Critical angles and one-dimensional moir\'e physics in twisted rectangular lattices

TL;DR

This paper demonstrates that twisted bilayers of rectangular lattice materials like PdSe2 naturally form one-dimensional moiré patterns at specific critical angles, enabling new low-dimensional electronic and topological phenomena.

Contribution

It introduces a universal framework for predicting critical twist angles in rectangular lattices and reveals the emergence of 1D strongly spin-orbit coupled electronic systems.

Findings

Universal 1D moiré patterns occur at critical angles.

Directionally localized flat bands and charge densities are observed.

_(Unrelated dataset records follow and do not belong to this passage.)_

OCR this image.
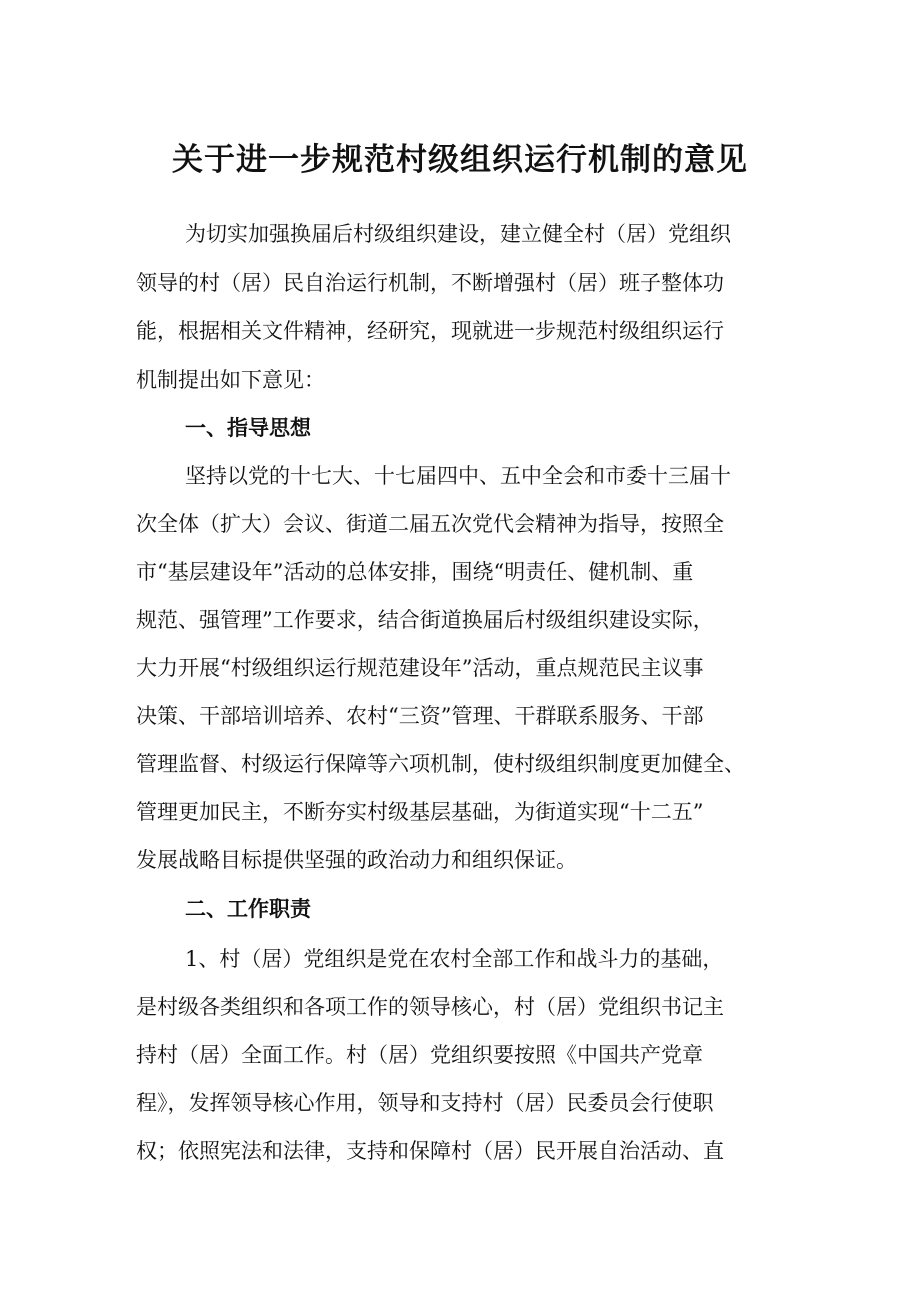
关于进一步规范村级组织运行机制的意见

为切实加强换届后村级组织建设，建立健全村（居）党组织

领导的村（居）民自治运行机制，不断增强村（居）班子整体功

能，根据相关文件精神，经研究，现就进一步规范村级组织运行

机制提出如下意见：

一、指导思想

坚持以党的十七大、十七届四中、五中全会和市委十三届十

次全体（扩大）会议、街道二届五次党代会精神为指导，按照全

市“基层建设年”活动的总体安排，围绕“明责任、健机制、重

规范、强管理”工作要求，结合街道换届后村级组织建设实际，

大力开展“村级组织运行规范建设年”活动，重点规范民主议事

决策、干部培训培养、农村“三资”管理、干群联系服务、干部

管理监督、村级运行保障等六项机制，使村级组织制度更加健全、

管理更加民主，不断夯实村级基层基础，为街道实现“十二五”

发展战略目标提供坚强的政治动力和组织保证。

二、工作职责

1、村（居）党组织是党在农村全部工作和战斗力的基础，

是村级各类组织和各项工作的领导核心，村（居）党组织书记主

持村（居）全面工作。村（居）党组织要按照《中国共产党章

程》，发挥领导核心作用，领导和支持村（居）民委员会行使职

权；依照宪法和法律，支持和保障村（居）民开展自治活动、直
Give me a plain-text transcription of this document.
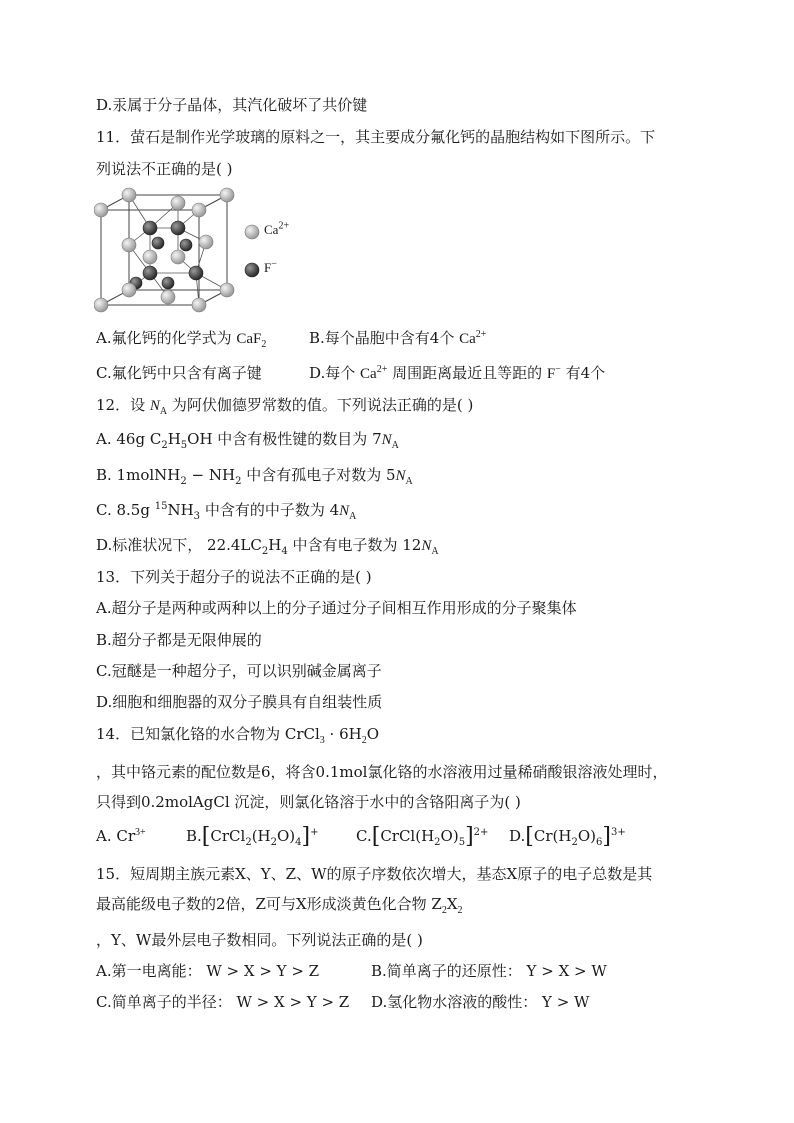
D.汞属于分子晶体，其汽化破坏了共价键
11．萤石是制作光学玻璃的原料之一，其主要成分氟化钙的晶胞结构如下图所示。下
列说法不正确的是( )
$Ca^{2+}$
F−
A.氟化钙的化学式为 CaF$_2$	B.每个晶胞中含有4个 $Ca^{2+}$
C.氟化钙中只含有离子键	D.每个 $Ca^{2+}$ 周围距离最近且等距的 F− 有4个
12．设 $N_A$ 为阿伏伽德罗常数的值。下列说法正确的是( )
A. 46g $C_2H_5OH$ 中含有极性键的数目为 $7N_A$
B. 1molNH$_2$ − $NH_2$ 中含有孤电子对数为 $5N_A$
C. 8.5g $^{15}NH_3$ 中含有的中子数为 $4N_A$
D.标准状况下， $22.4LC_2H_4$ 中含有电子数为 $12N_A$
13．下列关于超分子的说法不正确的是( )
A.超分子是两种或两种以上的分子通过分子间相互作用形成的分子聚集体
B.超分子都是无限伸展的
C.冠醚是一种超分子，可以识别碱金属离子
D.细胞和细胞器的双分子膜具有自组装性质
14．已知氯化铬的水合物为 CrCl$_3$ · $6H_2O$
，其中铬元素的配位数是6，将含0.1mol氯化铬的水溶液用过量稀硝酸银溶液处理时，
只得到0.2molAgCl 沉淀，则氯化铬溶于水中的含铬阳离子为( )
A. $Cr^{3+}$	$B.[CrCl_2(H_2O)_4]^+$ $C.[CrCl(H_2O)_5]^{2+}$ $D.[Cr(H_2O)_6]^{3+}$
15．短周期主族元素X、Y、Z、W的原子序数依次增大，基态X原子的电子总数是其
最高能级电子数的2倍，Z可与X形成淡黄色化合物 $Z_2X_2$
，Y、W最外层电子数相同。下列说法正确的是( )
A.第一电离能： W > X > Y > Z	B.简单离子的还原性： Y > X > W
C.简单离子的半径： W > X > Y > Z D.氢化物水溶液的酸性： Y > W
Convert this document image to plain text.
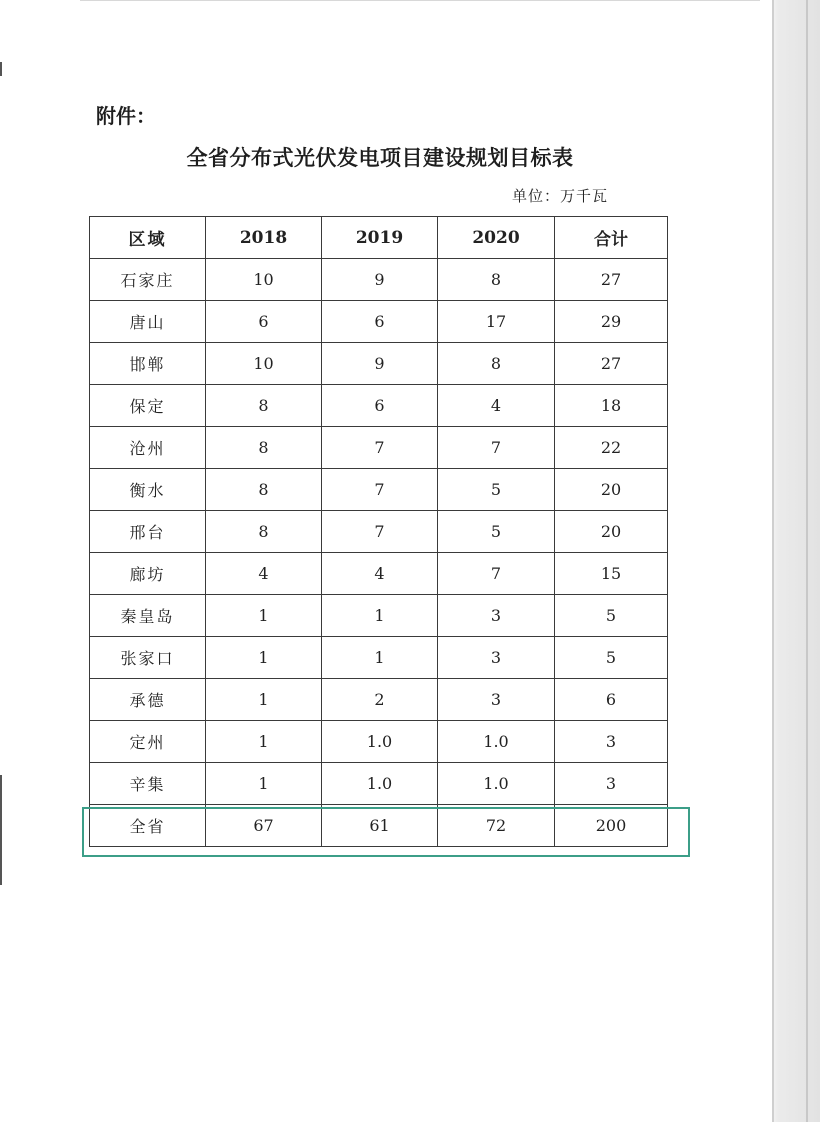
附件：
全省分布式光伏发电项目建设规划目标表
单位：万千瓦
区域	2018	2019	2020	合计
石家庄	10	9	8	27
唐山	6	6	17	29
邯郸	10	9	8	27
保定	8	6	4	18
沧州	8	7	7	22
衡水	8	7	5	20
邢台	8	7	5	20
廊坊	4	4	7	15
秦皇岛	1	1	3	5
张家口	1	1	3	5
承德	1	2	3	6
定州	1	1.0	1.0	3
辛集	1	1.0	1.0	3
全省	67	61	72	200
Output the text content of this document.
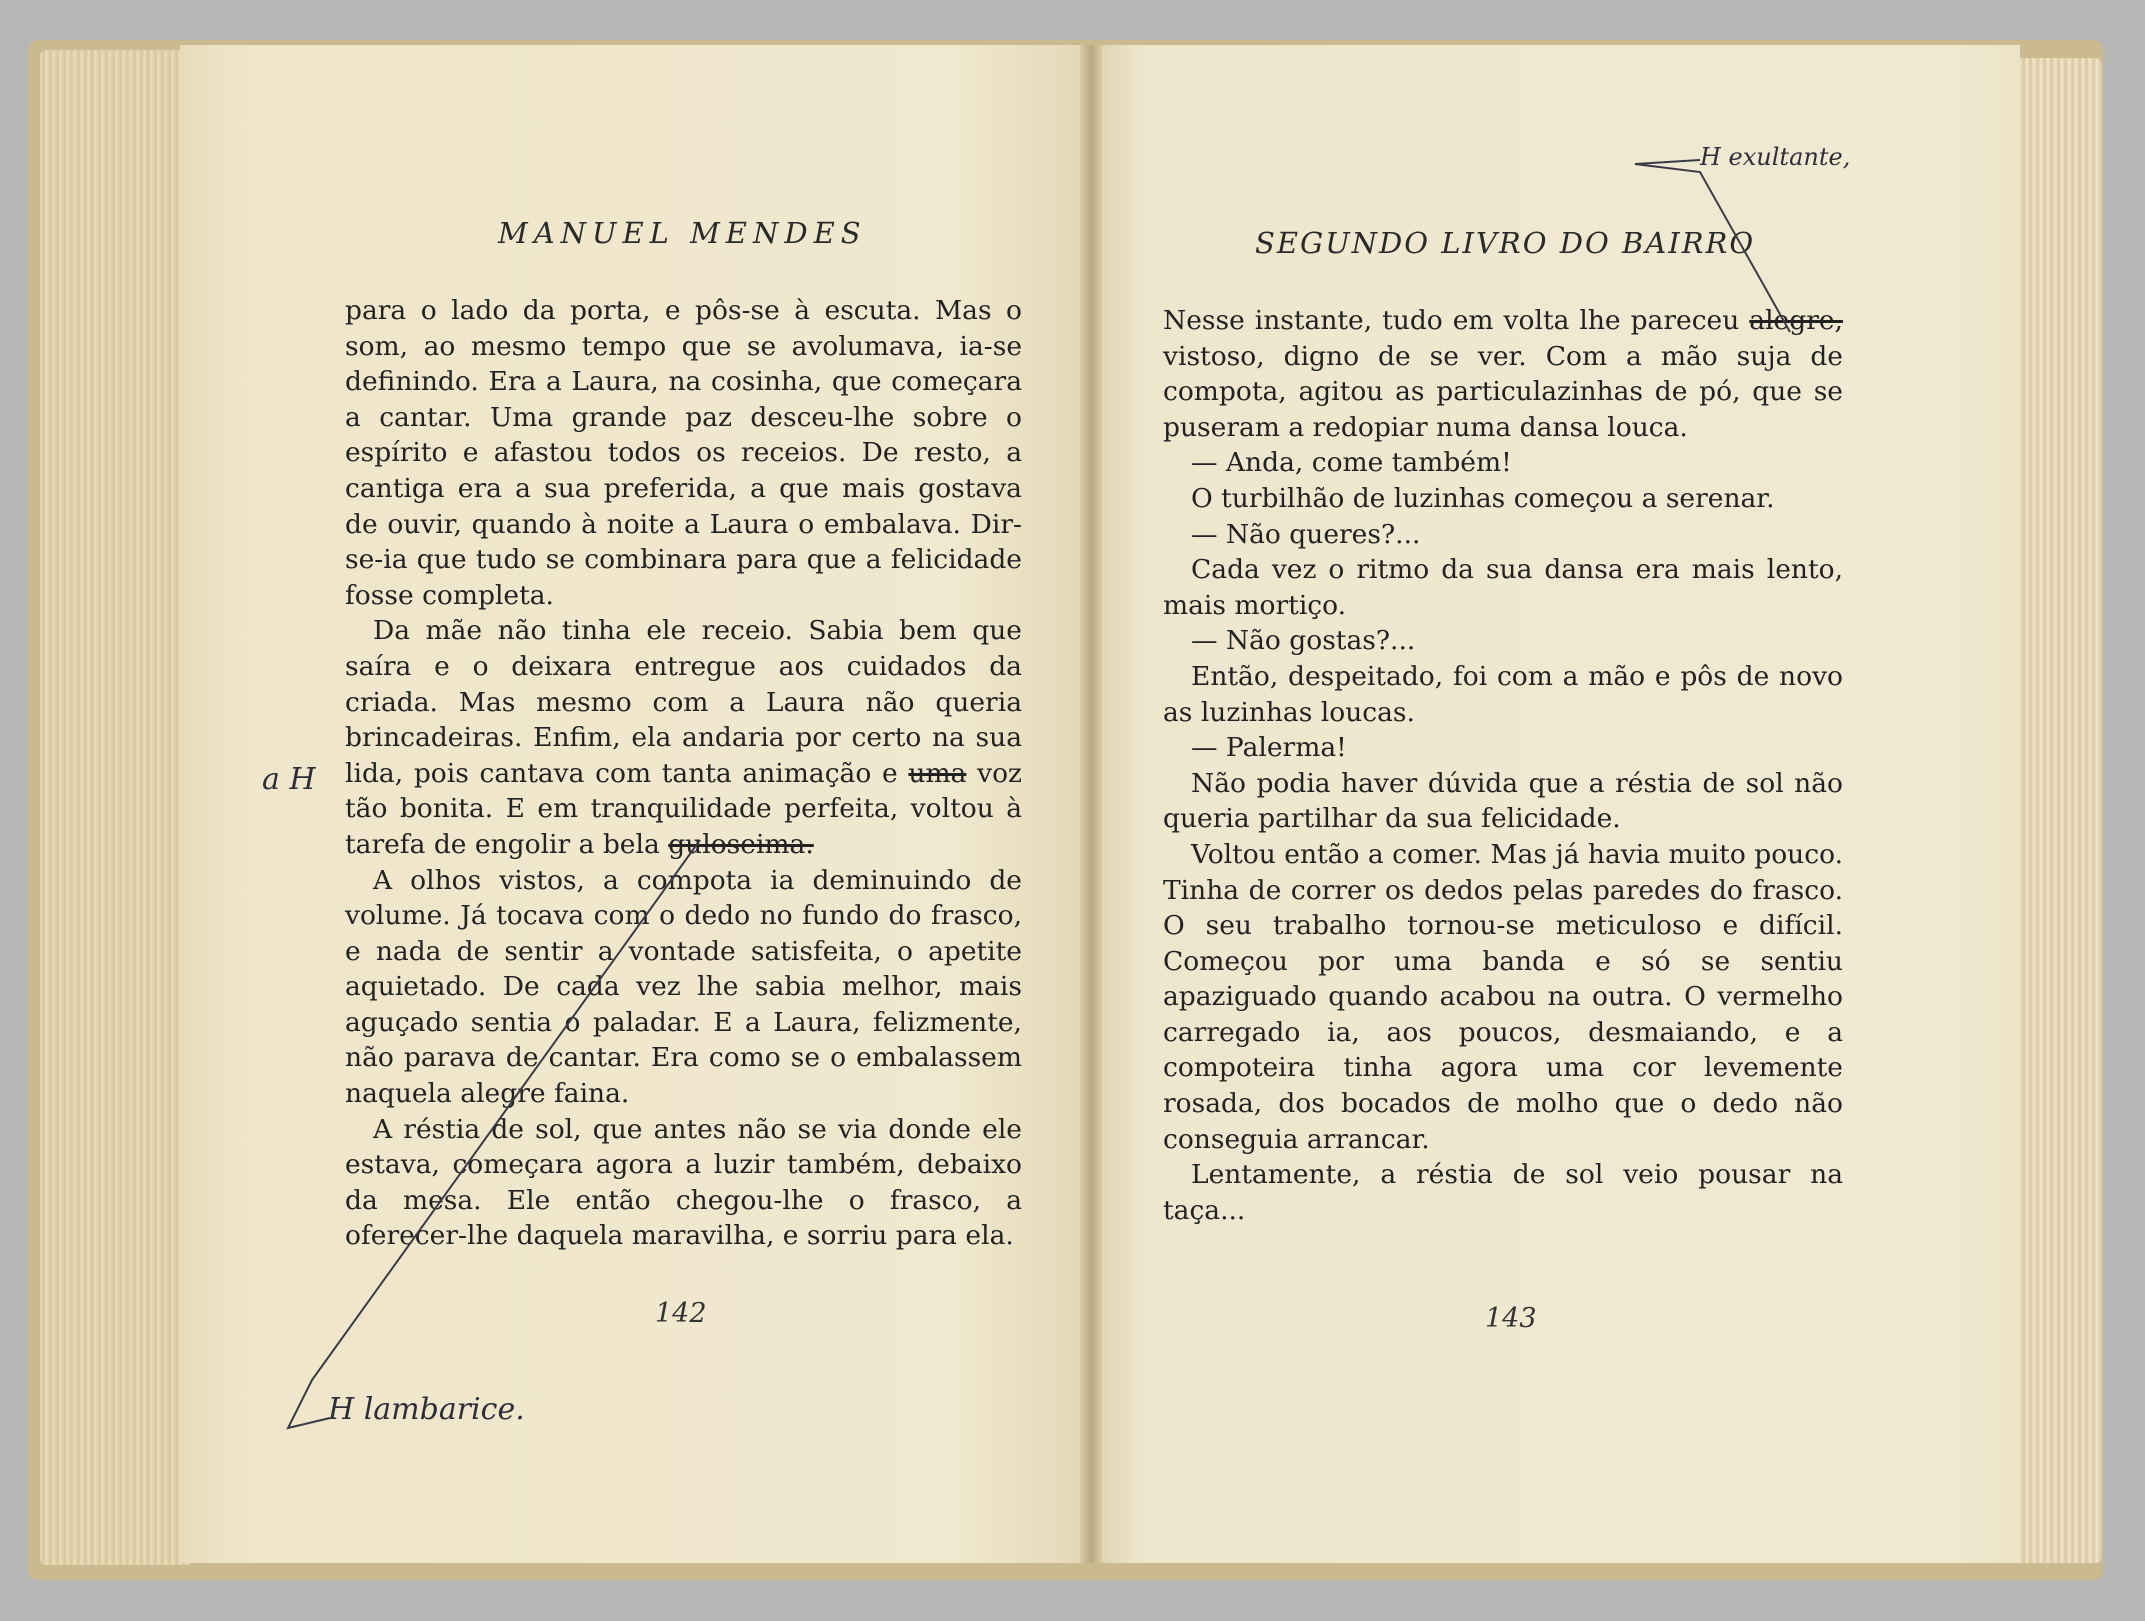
MANUEL MENDES

para o lado da porta, e pôs-se à escuta. Mas o som, ao mesmo tempo que se avolumava, ia-se definindo. Era a Laura, na cosinha, que começara a cantar. Uma grande paz desceu-lhe sobre o espírito e afastou todos os receios. De resto, a cantiga era a sua preferida, a que mais gostava de ouvir, quando à noite a Laura o embalava. Dir-se-ia que tudo se combinara para que a felicidade fosse completa.

Da mãe não tinha ele receio. Sabia bem que saíra e o deixara entregue aos cuidados da criada. Mas mesmo com a Laura não queria brincadeiras. Enfim, ela andaria por certo na sua lida, pois cantava com tanta animação e uma voz tão bonita. E em tranquilidade perfeita, voltou à tarefa de engolir a bela guloseima.

A olhos vistos, a compota ia deminuindo de volume. Já tocava com o dedo no fundo do frasco, e nada de sentir a vontade satisfeita, o apetite aquietado. De cada vez lhe sabia melhor, mais aguçado sentia o paladar. E a Laura, felizmente, não parava de cantar. Era como se o embalassem naquela alegre faina.

A réstia de sol, que antes não se via donde ele estava, começara agora a luzir também, debaixo da mesa. Ele então chegou-lhe o frasco, a oferecer-lhe daquela maravilha, e sorriu para ela.

142
a H
H lambarice.
SEGUNDO LIVRO DO BAIRRO

Nesse instante, tudo em volta lhe pareceu alegre, vistoso, digno de se ver. Com a mão suja de compota, agitou as particulazinhas de pó, que se puseram a redopiar numa dansa louca.

— Anda, come também!

O turbilhão de luzinhas começou a serenar.

— Não queres?...

Cada vez o ritmo da sua dansa era mais lento, mais mortiço.

— Não gostas?...

Então, despeitado, foi com a mão e pôs de novo as luzinhas loucas.

— Palerma!

Não podia haver dúvida que a réstia de sol não queria partilhar da sua felicidade.

Voltou então a comer. Mas já havia muito pouco. Tinha de correr os dedos pelas paredes do frasco. O seu trabalho tornou-se meticuloso e difícil. Começou por uma banda e só se sentiu apaziguado quando acabou na outra. O vermelho carregado ia, aos poucos, desmaiando, e a compoteira tinha agora uma cor levemente rosada, dos bocados de molho que o dedo não conseguia arrancar.

Lentamente, a réstia de sol veio pousar na taça...

143
H exultante,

Strong spin-orbit coupling along dispersive directions.

Abstract

Engineering moir\'e superlattices in van der Waals heterostructures provides fundamental control over emergent electronic, structural, and optical properties allowing to affect topological and correlated phenomena. This control is achieved through imposed periodic modulation of potentials and targeted modifications of symmetries. For twisted bilayers of van der Waals materials with rectangular lattices, such as PdSe2, this work shows that one-dimensional (1D) moir\'e patterns emerge universally. This emergence is driven by a series of critical twist angles (CAs). We investigate the geometric origins of these unique 1D moir\'e patterns and develop a universal mathematical framework to predict the CAs in twisted rectangular lattices. Through a density functional theory (DFT) description of the electronic properties of twisted bilayer PdSe2, we further reveal directionally localized flat band structures, localized charge densities and strong spin-orbit coupling along the dispersive direction which points to the emergence of an effectively 1D strongly spin-orbit coupled electronic systems. This establishes twisted rectangular systems as a unique platform for engineering low-symmetry moir\'e patterns, low-dimensional strongly correlated and topological physics, and spatially selective quantum phases beyond the isotropic paradigms of hexagonal moir\'e materials.